Manage Analytics Rule Exclusions
From the Threat Detection Management app, you can view and manage exclusions for analytics rules. You can configure up to 1000 exclusions.
Exclusions can apply across the entire rule base or to specific rules or groups of rule families. To define an exclusion, you write conditions to exclude some rules from triggering on specific event field’s value or context tables.
View all Rule Exclusions
 |
From the main Threat Detection Management page, you can view the total number of applied exclusions. To view details for exclusions, click the View all Exclusions link in the Exclusions summary. For each exclusion, you can see the title and description, rule scope, author (created by), creation date, last modified date, and current status. To view the definition of conditions that exclude the rule from triggering, click the more actions menu (
) > View.
For each exclusion, you can view the
Add a Rule Exclusion
Log in to the New-Scale Security Operations Platform and go to the Threat Detection Management app.
From the Exclusions summary, select New Exclusion.
From the Exclusions page, you can also click New Rule to create a new exclusion.
Define the exclusion details:
Exclusion Name – Enter a descriptive name for the exclusion.
Description – Provide more details about the purpose or use of the exclusion.
Condition – Specify the match conditions for which you want to exclude rules from applying.
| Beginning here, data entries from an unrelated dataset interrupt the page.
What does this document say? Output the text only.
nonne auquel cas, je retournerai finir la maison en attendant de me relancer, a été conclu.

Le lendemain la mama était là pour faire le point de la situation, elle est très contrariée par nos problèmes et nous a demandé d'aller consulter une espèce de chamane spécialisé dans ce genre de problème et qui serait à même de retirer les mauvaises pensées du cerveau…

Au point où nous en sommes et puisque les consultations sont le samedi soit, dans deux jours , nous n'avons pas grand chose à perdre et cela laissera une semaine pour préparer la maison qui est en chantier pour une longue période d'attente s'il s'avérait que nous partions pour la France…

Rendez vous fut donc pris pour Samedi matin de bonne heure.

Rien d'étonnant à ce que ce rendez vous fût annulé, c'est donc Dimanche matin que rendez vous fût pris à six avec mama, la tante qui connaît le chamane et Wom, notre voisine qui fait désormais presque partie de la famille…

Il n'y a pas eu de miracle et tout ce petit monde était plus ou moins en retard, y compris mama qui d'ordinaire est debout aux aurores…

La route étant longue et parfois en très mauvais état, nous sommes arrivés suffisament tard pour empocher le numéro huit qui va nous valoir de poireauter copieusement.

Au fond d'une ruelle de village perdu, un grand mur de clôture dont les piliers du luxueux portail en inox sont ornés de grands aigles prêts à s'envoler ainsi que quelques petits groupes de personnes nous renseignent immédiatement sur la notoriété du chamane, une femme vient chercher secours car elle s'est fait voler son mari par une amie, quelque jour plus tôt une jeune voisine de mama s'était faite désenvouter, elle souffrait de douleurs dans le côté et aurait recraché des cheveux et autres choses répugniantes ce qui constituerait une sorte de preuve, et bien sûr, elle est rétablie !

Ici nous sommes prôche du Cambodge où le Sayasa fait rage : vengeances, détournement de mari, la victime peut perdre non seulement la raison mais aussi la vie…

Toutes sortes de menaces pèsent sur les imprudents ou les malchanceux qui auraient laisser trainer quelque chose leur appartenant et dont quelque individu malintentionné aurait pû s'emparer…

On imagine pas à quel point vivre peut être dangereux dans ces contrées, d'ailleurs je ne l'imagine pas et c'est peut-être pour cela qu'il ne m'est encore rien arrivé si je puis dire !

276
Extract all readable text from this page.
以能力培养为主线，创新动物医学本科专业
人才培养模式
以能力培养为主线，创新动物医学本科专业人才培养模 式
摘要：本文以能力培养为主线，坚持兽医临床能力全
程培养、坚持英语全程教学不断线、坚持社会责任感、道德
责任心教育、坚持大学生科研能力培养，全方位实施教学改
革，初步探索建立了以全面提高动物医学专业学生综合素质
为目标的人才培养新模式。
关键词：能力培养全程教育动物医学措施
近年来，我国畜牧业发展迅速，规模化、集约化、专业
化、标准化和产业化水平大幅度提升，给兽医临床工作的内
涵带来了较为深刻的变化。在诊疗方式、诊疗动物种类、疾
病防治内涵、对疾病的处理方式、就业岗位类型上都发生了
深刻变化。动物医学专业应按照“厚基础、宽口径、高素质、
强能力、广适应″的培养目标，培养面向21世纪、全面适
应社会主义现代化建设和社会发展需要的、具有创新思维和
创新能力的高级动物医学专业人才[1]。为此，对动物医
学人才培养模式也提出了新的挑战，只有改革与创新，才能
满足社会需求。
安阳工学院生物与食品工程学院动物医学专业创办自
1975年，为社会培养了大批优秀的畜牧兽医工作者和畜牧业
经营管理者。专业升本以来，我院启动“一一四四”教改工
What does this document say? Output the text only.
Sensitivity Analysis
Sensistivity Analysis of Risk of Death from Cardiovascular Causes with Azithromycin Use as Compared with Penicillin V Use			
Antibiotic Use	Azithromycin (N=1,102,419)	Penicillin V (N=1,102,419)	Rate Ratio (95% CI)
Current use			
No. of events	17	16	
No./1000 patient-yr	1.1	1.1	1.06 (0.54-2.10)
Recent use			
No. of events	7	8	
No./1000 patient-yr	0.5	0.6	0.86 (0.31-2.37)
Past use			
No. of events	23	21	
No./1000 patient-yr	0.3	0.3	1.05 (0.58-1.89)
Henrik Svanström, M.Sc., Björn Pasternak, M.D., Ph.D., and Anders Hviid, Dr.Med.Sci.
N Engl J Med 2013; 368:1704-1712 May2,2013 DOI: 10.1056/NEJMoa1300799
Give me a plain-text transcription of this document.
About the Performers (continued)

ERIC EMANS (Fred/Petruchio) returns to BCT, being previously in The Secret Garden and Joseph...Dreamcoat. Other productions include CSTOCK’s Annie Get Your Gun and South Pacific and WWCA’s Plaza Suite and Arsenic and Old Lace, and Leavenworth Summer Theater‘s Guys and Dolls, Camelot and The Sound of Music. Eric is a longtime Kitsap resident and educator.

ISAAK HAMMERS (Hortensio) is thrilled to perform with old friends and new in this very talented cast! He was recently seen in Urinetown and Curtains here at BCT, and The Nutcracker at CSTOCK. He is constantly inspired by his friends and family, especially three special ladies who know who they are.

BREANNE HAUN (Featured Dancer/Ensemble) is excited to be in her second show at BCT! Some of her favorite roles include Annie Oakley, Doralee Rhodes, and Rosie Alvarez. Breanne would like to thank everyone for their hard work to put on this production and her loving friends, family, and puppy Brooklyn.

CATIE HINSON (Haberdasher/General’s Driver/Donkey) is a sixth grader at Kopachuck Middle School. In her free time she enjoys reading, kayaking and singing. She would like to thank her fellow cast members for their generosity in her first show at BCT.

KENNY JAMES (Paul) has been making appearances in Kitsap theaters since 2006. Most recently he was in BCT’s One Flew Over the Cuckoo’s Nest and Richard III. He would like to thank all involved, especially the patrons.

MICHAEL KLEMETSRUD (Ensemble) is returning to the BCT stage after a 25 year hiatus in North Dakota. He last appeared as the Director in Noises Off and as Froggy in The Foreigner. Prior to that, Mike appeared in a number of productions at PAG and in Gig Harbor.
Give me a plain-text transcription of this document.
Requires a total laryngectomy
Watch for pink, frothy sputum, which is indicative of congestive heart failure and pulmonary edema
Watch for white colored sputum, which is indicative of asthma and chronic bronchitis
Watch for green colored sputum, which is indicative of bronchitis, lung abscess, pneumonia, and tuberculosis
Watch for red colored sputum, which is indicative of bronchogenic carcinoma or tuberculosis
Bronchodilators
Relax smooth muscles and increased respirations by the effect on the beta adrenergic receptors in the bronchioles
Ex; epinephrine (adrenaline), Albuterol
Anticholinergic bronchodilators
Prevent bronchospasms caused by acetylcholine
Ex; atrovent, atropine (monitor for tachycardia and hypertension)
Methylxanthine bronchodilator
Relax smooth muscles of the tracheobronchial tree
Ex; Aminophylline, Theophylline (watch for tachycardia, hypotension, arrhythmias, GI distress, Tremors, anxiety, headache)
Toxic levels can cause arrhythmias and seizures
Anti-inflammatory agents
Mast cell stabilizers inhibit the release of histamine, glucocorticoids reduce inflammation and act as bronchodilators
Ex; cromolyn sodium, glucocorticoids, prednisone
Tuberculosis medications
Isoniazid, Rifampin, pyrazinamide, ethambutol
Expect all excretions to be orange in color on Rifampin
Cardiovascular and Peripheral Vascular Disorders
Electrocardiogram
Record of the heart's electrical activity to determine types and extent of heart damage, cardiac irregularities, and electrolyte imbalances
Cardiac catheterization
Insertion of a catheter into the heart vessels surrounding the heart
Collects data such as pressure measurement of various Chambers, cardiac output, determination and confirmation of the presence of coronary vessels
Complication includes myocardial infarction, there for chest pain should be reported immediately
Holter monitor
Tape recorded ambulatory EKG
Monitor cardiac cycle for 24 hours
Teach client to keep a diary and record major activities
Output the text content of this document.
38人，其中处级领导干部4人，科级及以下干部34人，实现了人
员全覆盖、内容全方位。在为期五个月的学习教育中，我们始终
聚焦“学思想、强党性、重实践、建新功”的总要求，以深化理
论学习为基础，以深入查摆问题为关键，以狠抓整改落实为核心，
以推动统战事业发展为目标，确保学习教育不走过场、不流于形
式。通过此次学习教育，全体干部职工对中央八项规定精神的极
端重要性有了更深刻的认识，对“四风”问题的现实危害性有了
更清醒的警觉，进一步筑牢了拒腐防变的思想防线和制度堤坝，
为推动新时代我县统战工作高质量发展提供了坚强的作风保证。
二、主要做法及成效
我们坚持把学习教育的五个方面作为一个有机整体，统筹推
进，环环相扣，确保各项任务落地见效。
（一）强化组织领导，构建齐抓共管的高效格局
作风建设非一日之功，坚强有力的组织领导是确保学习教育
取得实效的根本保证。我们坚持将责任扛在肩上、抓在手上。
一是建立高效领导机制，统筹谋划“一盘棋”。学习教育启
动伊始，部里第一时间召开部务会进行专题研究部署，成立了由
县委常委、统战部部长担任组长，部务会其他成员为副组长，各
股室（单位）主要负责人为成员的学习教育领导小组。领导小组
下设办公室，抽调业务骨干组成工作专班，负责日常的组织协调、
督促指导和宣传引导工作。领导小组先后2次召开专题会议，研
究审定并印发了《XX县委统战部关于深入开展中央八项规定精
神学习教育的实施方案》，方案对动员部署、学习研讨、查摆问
Keep in mind the guidelines when specifying the condition expression. For more details, see Rule Conditions.
Scope – Define the rule scope to specify the rules for which the exclusion applies. You can set the exclusion to any of the following scopes:
All – (Default) Apply the exclusion to all rules so that when the condition is met, no alerts are raised.
Specific rules – When the condition is matched, apply the exclusion to one or more specific rules.
Specific rule families – When the condition is matched, apply the exclusion to one or more rule families. For example, you could apply the exclusion to any rule categorized as cloud-policy-management-activity.
Create your exclusion in an disabled state to save your changes, or if you are ready to activate it, click Create & Enable.
After exclusions are enabled, the analytics engine will restart. This can take up to 10 minutes to complete. Enabling exclusions in batch mode will decrease the number of restarts required.
Tip
If you intend to create multiple exclusions, it is recommended to create them in a disabled state and enable them all at once. This will minimize the number of required restarts.
Manage an Existing Rule Exclusion
After you Add a Rule Exclusion, you can take additional action to manage the exclusion. Actions include editing the exclusion details, enabling or disabling the exclusion, and deleting the exclusion.
To manage the exclusion:
Log in to the New-Scale Security Operations Platform and go to the Threat Detection Management app.
From the Exclusions summary, select View all Exclusions.
(Optional) Use the search to narrow the list of results.
You can search for a full or partial exclusion name, exclusion description, or creator. As you type, the list of exclusions updates to display results that match your search term.
In the row of your exclusion, select the more actions menu (
) and then select the desired action:
View – View the exclusion definition.
Edit – Modify the exclusion definition.
Disable | Enable – Change the status of the exclusion.
Delete – Permanently delete this exclusion. If you later change your mind, you will need to recreate a new exclusion.